An experiment to simulate life on Mars begins in the israeli desert
An experiment to simulate living conditions on Mars will take place in the desert in southern Israel, France 24 reports. A group of six astronauts will spend a month in fake spacesuits, performing various tasks within the framework of this project, however, as the TV channel emphasizes, before the first manned flight to the Red Planet there is still far.
At first glance, it is easy to make a mistake and assume that these frames were taken on a planet in a distant galaxy, but in fact – on Earth. These astronauts are in Ramon Crater in the desert in southern Israel. Its rocky terrain was chosen to mimic the conditions of life on Mars, in order to prepare for what is hoped (scientists – InoTV), the first-ever human exploration of the Red Planet.
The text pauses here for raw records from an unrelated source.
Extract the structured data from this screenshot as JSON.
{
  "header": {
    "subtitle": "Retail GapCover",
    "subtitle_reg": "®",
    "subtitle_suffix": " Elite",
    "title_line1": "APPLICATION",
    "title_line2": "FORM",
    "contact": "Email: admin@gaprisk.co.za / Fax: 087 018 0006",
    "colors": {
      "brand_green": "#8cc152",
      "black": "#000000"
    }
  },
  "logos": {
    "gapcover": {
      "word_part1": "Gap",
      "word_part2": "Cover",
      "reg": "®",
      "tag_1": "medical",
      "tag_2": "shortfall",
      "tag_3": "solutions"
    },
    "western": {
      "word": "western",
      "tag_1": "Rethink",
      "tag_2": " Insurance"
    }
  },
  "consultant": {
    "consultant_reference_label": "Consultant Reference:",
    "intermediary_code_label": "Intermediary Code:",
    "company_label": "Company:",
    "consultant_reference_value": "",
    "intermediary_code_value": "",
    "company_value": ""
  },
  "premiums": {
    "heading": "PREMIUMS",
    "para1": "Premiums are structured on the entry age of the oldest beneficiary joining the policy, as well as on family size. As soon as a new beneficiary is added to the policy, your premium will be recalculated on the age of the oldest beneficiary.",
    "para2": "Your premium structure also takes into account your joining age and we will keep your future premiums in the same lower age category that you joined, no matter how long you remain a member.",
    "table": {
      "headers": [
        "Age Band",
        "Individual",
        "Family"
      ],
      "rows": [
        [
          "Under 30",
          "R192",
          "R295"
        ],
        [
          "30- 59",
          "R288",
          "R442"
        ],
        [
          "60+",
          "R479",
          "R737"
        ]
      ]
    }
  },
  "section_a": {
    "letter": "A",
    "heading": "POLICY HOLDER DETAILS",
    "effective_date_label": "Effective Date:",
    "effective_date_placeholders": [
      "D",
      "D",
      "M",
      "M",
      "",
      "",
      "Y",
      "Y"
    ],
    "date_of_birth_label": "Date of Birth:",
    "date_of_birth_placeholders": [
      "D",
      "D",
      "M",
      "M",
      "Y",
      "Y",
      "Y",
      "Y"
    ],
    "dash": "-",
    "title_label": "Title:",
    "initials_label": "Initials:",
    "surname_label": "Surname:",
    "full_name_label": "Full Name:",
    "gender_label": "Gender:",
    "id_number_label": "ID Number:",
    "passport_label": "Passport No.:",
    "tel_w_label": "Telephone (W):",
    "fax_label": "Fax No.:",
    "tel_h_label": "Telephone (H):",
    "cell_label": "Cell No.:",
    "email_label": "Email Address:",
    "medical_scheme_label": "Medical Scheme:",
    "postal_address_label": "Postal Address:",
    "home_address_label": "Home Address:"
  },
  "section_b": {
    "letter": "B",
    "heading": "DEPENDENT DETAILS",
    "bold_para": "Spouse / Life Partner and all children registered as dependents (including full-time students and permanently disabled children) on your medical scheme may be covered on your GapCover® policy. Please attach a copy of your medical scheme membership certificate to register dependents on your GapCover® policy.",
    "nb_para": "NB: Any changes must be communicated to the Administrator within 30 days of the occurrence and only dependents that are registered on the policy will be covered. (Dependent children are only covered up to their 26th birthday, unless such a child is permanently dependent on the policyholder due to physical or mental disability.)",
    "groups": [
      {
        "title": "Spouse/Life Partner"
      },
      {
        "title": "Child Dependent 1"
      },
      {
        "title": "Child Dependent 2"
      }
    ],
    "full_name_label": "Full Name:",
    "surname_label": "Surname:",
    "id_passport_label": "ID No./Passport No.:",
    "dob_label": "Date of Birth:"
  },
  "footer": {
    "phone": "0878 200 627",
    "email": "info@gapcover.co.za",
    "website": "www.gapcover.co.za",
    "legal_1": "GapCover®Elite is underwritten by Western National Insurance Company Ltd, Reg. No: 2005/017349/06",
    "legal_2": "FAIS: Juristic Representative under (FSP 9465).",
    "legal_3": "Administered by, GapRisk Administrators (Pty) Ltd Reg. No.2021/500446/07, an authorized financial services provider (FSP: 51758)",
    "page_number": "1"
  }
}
GRÖMER GRÖMER, Project Director of the Austrian Space Forum: Ramon Crater is practically a unique geological formation in the world. Here, after many thousands of kilometers of rock research, we found that many of the geological features of the Ramon crater coincide with those of Mars.
As part of a project by the Israel Space Agency and the Austrian Space Forum, a group of six astronauts from around the world will live here for the next month. Participants will be clothed in fake spacesuits equipped with cameras, microphones and an autonomous breathing system, thanks to which they will be monitored for their vital signs and movements. In addition, they will conduct over 20 experiments in geology, biology and medicine, which have been developed by more than 200 scientists from 25 countries.
ALON TENSER, Israeli astronaut: There are six of us who work in a confined space under intense stress to complete many tasks. We will certainly face problems, but I believe that my team will be able to overcome them, we will learn to work together, train together, and we are absolutely sure of this.
After scientists and engineers have dreamed for decades of going to Mars one day, this mission could make it a reality. Nevertheless, according to experts, preparations for human exploration of the Red Planet will take another 10 years.